5. You. Are. Enough: There will very likely be days when you start to doubt yourself and your ability to parent this very special child. When you wonder how you’ll get through the next IEP meeting or the next month of ABA or the next day of feeding tubes. Days when you may be ready to rip your ears off from the repeated self-stimming yelps or flapping; days you wonder if your voice will stay strong when you tell your child with ADHD for the hundredth time to get dressed for school. There may be a night when you cry yourself to sleep after your child physically attacked her brother and you thought for just a moment you wouldn’t have the physical (or mental) strength to stop her. These days happen. They may happen to you. They may happen to your best friend. They are real life and hard to deal with. There will be times and situations that are hard to parent through and find your way through. It would be a feat of wonder to not feel sad or weak or scared at times; but also know that although it may feel like these times may never end, they will. You are enough. Your child will be okay because you are their parent. You are enough. There is no such thing as “best” or “perfect.” Those are fiction. You are enough. Your love and perseverance and refusal to give up is enough. Your family will have some rough days (maybe even weeks or months), but you will also have amazing days (and weeks and months). Be kind to yourself. Forgive yourself for doubting your own strength and tenacity. Ask for help when you need it and know that in doing so you prove just how amazing a parent you are.

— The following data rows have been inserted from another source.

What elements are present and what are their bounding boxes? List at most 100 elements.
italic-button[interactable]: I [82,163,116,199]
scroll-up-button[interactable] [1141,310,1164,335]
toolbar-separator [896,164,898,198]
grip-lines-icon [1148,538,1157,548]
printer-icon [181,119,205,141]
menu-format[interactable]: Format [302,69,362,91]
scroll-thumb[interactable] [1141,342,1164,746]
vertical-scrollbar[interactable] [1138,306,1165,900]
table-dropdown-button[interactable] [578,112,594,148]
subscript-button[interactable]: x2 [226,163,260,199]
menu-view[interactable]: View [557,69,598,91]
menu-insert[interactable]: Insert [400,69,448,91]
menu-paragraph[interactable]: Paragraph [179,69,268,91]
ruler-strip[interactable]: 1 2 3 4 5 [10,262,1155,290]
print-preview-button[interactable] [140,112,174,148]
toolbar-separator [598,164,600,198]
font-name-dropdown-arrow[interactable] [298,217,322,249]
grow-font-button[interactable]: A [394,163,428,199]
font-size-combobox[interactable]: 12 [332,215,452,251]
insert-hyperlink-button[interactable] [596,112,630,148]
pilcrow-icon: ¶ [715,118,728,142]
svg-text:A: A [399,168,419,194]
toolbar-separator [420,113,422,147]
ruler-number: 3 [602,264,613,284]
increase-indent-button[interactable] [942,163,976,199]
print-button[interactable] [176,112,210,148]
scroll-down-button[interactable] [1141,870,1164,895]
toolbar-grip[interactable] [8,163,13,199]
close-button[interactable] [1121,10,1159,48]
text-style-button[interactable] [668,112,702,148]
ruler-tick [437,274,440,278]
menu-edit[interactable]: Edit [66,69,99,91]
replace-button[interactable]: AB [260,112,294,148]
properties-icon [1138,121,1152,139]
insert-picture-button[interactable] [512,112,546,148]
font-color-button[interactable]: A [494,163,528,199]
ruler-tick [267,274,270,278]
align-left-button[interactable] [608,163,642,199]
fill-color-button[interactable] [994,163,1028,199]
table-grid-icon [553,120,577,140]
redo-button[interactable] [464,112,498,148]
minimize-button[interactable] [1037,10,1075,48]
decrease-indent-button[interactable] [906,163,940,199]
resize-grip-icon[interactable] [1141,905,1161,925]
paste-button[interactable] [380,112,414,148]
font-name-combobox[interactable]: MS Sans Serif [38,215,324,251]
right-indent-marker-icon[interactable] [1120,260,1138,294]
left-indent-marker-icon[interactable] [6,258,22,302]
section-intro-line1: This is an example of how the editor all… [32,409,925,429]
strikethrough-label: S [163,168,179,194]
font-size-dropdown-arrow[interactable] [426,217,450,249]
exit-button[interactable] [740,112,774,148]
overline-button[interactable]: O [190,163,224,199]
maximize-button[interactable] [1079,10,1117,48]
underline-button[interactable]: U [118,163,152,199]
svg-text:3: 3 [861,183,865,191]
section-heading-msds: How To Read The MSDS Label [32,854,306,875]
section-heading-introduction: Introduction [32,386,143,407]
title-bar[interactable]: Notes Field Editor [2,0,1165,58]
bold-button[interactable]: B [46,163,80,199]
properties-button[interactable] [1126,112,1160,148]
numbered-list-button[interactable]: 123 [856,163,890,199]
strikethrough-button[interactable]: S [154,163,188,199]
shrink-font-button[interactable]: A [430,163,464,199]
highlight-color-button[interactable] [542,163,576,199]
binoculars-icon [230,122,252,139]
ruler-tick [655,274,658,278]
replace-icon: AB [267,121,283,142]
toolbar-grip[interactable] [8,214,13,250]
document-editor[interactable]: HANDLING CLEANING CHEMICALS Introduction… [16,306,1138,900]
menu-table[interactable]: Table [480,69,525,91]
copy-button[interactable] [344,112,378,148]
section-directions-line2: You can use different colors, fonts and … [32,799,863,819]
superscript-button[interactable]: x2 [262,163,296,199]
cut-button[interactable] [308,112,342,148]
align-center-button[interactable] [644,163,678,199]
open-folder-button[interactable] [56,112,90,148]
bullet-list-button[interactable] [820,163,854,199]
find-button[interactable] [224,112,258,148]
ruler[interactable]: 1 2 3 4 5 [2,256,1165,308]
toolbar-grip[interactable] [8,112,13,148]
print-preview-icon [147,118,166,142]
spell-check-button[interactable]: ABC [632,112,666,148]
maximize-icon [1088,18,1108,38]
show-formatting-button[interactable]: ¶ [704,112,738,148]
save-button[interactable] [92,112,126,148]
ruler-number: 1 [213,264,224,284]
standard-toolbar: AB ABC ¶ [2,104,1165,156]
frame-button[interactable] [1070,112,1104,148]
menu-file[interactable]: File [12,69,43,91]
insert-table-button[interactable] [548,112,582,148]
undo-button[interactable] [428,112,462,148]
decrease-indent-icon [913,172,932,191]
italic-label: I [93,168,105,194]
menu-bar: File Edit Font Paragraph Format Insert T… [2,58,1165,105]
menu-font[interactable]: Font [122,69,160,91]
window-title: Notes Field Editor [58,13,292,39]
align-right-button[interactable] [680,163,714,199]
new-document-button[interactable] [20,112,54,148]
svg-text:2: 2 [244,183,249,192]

The truth is this is a short list, but what is also true is that parenting is hard no matter what your child is like or needs. In a lot of ways parenting is the hardest thing most of us will ever do. It tests you and your relationships and your beliefs. But it also teaches you and gives you purpose and can focus you. If your child has special needs know that you can and will manage all that life throws at you and your child. You will find your way and when you’re lost there are so many people around you ready to give you a map, a hand and a hug (you decide what you need and in what order).